How Do You Stop Yourself From Crying? These 7 Methods Are Surprisingly Effective When You Need Them
Whether it hits you in the middle of a subway ride, or at your desk after a particularly terrible day at work, the urge to cry can strike at the worst times. As one of the most relatable human experiences, crying in public has become such a rite of passage that Brooklyn-based programmer Kate Ray even made an interactive map of New York City earlier this year that pinpointed where and why people got emotional. But what if you'd really just rather not cry right now? Stopping yourself from crying can be easier than you think.
Research shows that women in particular are more susceptible than men to crying in public spaces like the workplace. In a survey by Time, 41 percent of women reported crying at work, in comparison to 9 percent of men. A simple search of “how to stop crying” on YouTube yields pages and pages of motivational videos with images of rolling hills and stock photos of women with mascara and tear-stained cheeks.
While crying can be a great form of release, there are times when you simply don’t want to lose your cool in the presence of others. Luckily, there are methods that can help you hold back tears the next time you find yourself feeling choked up. Here are seven surprisingly effective ways to stop yourself from crying when you feel it coming on.
When you’re feeling the tears come on, try using a physical prop by scribbling a list onto a notepad or squeezing a stress ball. Focusing your attention on holding something tangible may help distract you from the tears, says Medical News Today.
2Pinch the Skin Between Your Thumb and Pointer Finger
Years ago, I remember reading an article by Joanna Goddard at Glamour about a great trick to hold back the tears. She suggested pinching the skin on your hand, specifically the area between the thumb and pointer finger. Science seems to agree — tensing up the muscles and giving yourself something to do can make you feel less helpless, and thus “may limit your crying response, because it seems that crying is in particular a passive and helpless reaction,” scientist Dr. Ad Vingerhoets, an expert on emotional tears, told The Cut.
3Deep Breathing is Your Friend
It sounds obvious, but taking deep breaths during moments of stress has been linked to inducing feelings of calm. One 2017 study found that slow and controlled breathing can have a “direct and dramatic influence” on brain activity levels in mice.
4Pinch Your Nose
Try pinching the bridge of your nose, near where the tear ducts are, to stop tears in their tracks. Dr. Vingerhoets told The Cut that self-inflicted physical pain (within reason!) may distract you enough to stop yourself from crying.
5Tilt Your Head Back
When you’re on the verge of tears, tilt your head back and look up. The tears will pool at the base of your eyelid, giving you a couple seconds where they won’t immediately stream down your face. Use those seconds to redirect your focus on anything else to try to diminish the flow of tears.
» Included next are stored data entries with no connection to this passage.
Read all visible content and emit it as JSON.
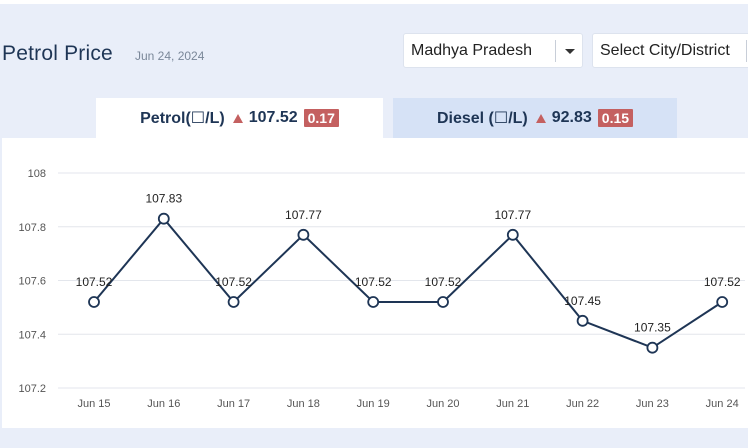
{
  "header": {
    "title": "Petrol Price",
    "date": "Jun 24, 2024"
  },
  "filters": {
    "state": "Madhya Pradesh",
    "city_placeholder": "Select City/District"
  },
  "tabs": [
    {
      "label": "Petrol(☐/L)",
      "price": "107.52",
      "change": "0.17",
      "active": true
    },
    {
      "label": "Diesel (☐/L)",
      "price": "92.83",
      "change": "0.15",
      "active": false
    }
  ],
  "colors": {
    "accent": "#1e3555",
    "badge": "#c46060",
    "inactive_tab": "#d6e2f6",
    "background": "#e9eef9"
  },
  "chart_data": {
    "type": "line",
    "categories": [
      "Jun 15",
      "Jun 16",
      "Jun 17",
      "Jun 18",
      "Jun 19",
      "Jun 20",
      "Jun 21",
      "Jun 22",
      "Jun 23",
      "Jun 24"
    ],
    "values": [
      107.52,
      107.83,
      107.52,
      107.77,
      107.52,
      107.52,
      107.77,
      107.45,
      107.35,
      107.52
    ],
    "data_labels": [
      "107.52",
      "107.83",
      "107.52",
      "107.77",
      "107.52",
      "107.52",
      "107.77",
      "107.45",
      "107.35",
      "107.52"
    ],
    "yticks": [
      "107.2",
      "107.4",
      "107.6",
      "107.8",
      "108"
    ],
    "ylim": [
      107.2,
      108.0
    ],
    "grid": true,
    "title": "",
    "xlabel": "",
    "ylabel": ""
  }
}
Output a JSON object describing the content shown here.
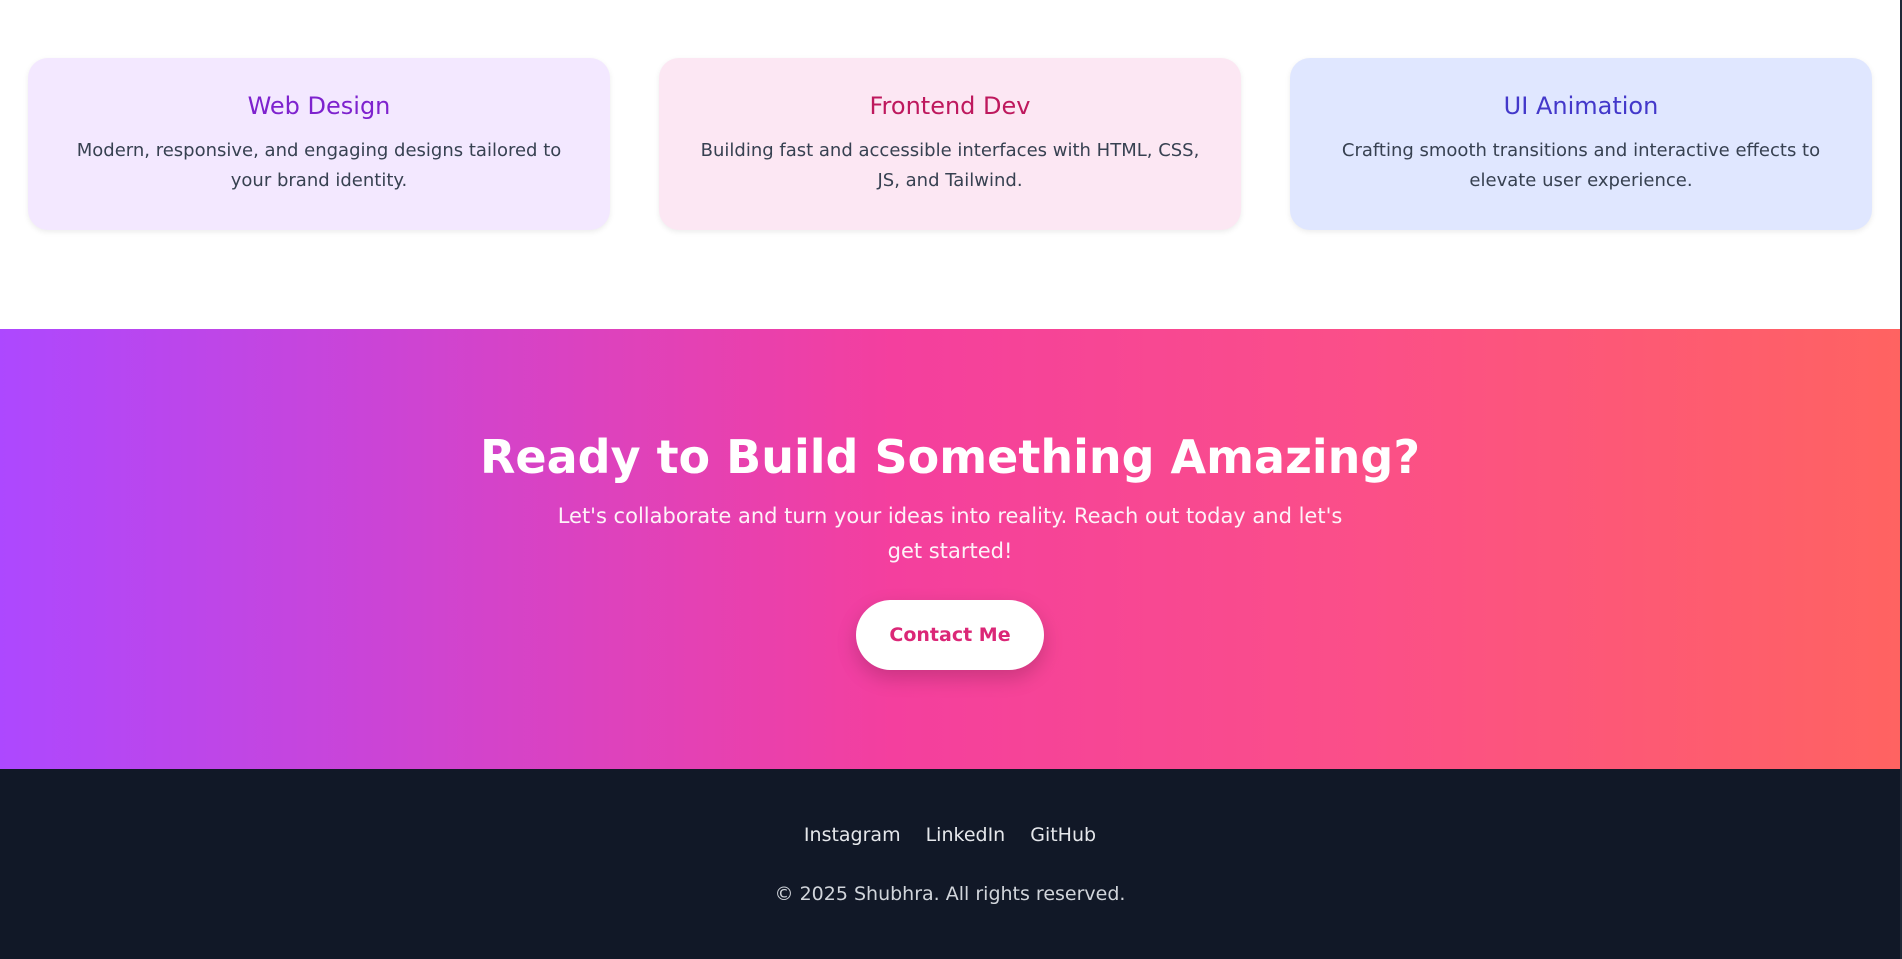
{
  "services": {
    "cards": [
      {
        "title": "Web Design",
        "description": "Modern, responsive, and engaging designs tailored to your brand identity."
      },
      {
        "title": "Frontend Dev",
        "description": "Building fast and accessible interfaces with HTML, CSS, JS, and Tailwind."
      },
      {
        "title": "UI Animation",
        "description": "Crafting smooth transitions and interactive effects to elevate user experience."
      }
    ]
  },
  "cta": {
    "title": "Ready to Build Something Amazing?",
    "subtitle": "Let's collaborate and turn your ideas into reality. Reach out today and let's get started!",
    "button_label": "Contact Me"
  },
  "footer": {
    "links": [
      "Instagram",
      "LinkedIn",
      "GitHub"
    ],
    "copyright": "© 2025 Shubhra. All rights reserved."
  },
  "colors": {
    "web_design_accent": "#7e22ce",
    "frontend_accent": "#be185d",
    "animation_accent": "#4338ca",
    "cta_gradient": [
      "#ad48ff",
      "#f43f9e",
      "#ff6361"
    ],
    "footer_bg": "#111827"
  }
}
6Step Back from the Situation, Literally
Try to pull yourself out of your head and assess the source of your tears. If another person is the cause of your tears, it may not be what they said, but how you interpreted their words, said Dr. Jerry Bubrick, a psychologist, to Oprah.com. Bubrick recommended removing yourself from what’s bothering you by taking a step away, quite literally, and maintaining a neutral face to inhibit the usual rush of tears.
7When All Else Fails, Embrace the Tears
If you're in front of people in a work or social setting, inform them that you need a moment to gather your thoughts and have to step away for a bit. Melody Wilding, a coach, speaker, and writer who teaches Human Behavior at New York's Hunter College, suggested in Forbes that allowing yourself time to be upset, rather than continually trying to stifle your emotions, is a good coping tool for crying.
While bursting into tears at an inopportune moment can be less-than-ideal, it’s important to check in with how you’re feeling, too. Crying is a natural human emotion, and while it may feel embarrassing if someone catches you dabbing away tears IRL, it isn't the end of the world.